Distributed Data Parallel repeated pickling

I’m trying to change from plain DP to DDP. My code works, but is very slow.
I narrowed down the problem to a weird behaviour: the dataset, which I pass as an argument in mp.spawn, is being pickled and unpickled every time I create new iterator from loader.

Why is this the case? Surely all arguments should be pickled and unpickled once when processes are created.

Rough code:

def train(rank, dataset):
    setup_ddp(rank)
    model = create_model()
    loader = create_loader(dataset)

    train_iter = iter(loader)

    for i in range(NUM_ITERS):
        try:
            batch, targets = next(train_iter)
        except StopIteration:
            train_iter = iter(loader)
            # The dataset is being pickled and unpickled every time next is called on new iterator
            batch, targets = next(train_iter)
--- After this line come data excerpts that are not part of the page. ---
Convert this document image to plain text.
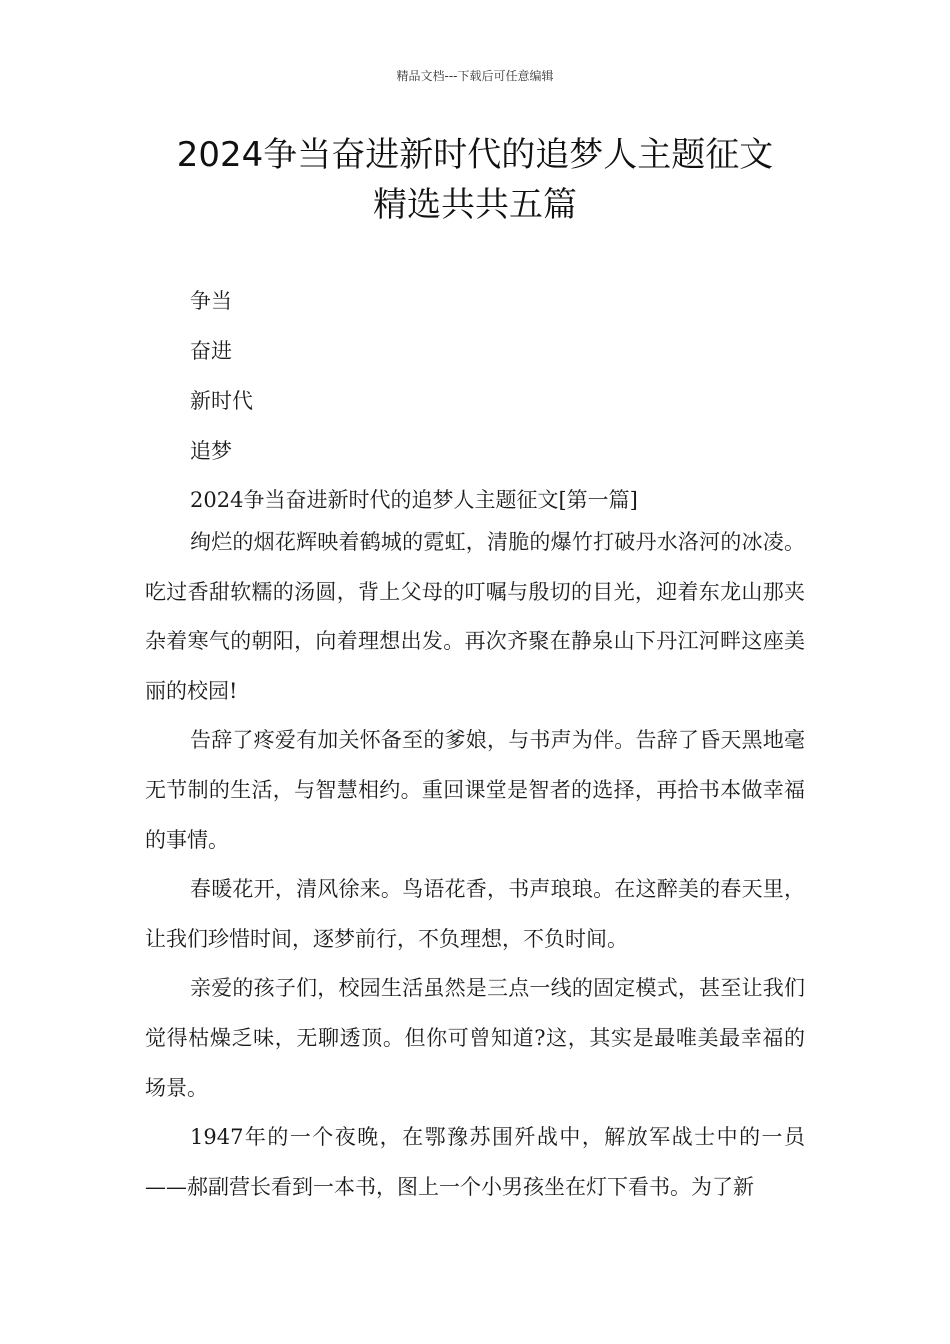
精品文档---下载后可任意编辑
2024争当奋进新时代的追梦人主题征文
精选共共五篇
争当
奋进
新时代
追梦
2024争当奋进新时代的追梦人主题征文[第一篇]

绚烂的烟花辉映着鹤城的霓虹，清脆的爆竹打破丹水洛河的冰凌。吃过香甜软糯的汤圆，背上父母的叮嘱与殷切的目光，迎着东龙山那夹杂着寒气的朝阳，向着理想出发。再次齐聚在静泉山下丹江河畔这座美丽的校园!

告辞了疼爱有加关怀备至的爹娘，与书声为伴。告辞了昏天黑地毫无节制的生活，与智慧相约。重回课堂是智者的选择，再拾书本做幸福的事情。

春暖花开，清风徐来。鸟语花香，书声琅琅。在这醉美的春天里，让我们珍惜时间，逐梦前行，不负理想，不负时间。

亲爱的孩子们，校园生活虽然是三点一线的固定模式，甚至让我们觉得枯燥乏味，无聊透顶。但你可曾知道?这，其实是最唯美最幸福的场景。

1947年的一个夜晚，在鄂豫苏围歼战中，解放军战士中的一员——郝副营长看到一本书，图上一个小男孩坐在灯下看书。为了新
        step(model, batch, targets)

    cleanup_ddp(rank)


dataset = create_dataset()
mp.spawn(train, args=(dataset,), nprocs=WORLD_SIZE)

I figured out that the problem was in loader instead of DDP. I had four workers for each loader, which were created repeatedly each time a new iter was created, with 8 processes it meant that 32 workers were created each time.
Reducing the number of workers solved the problem.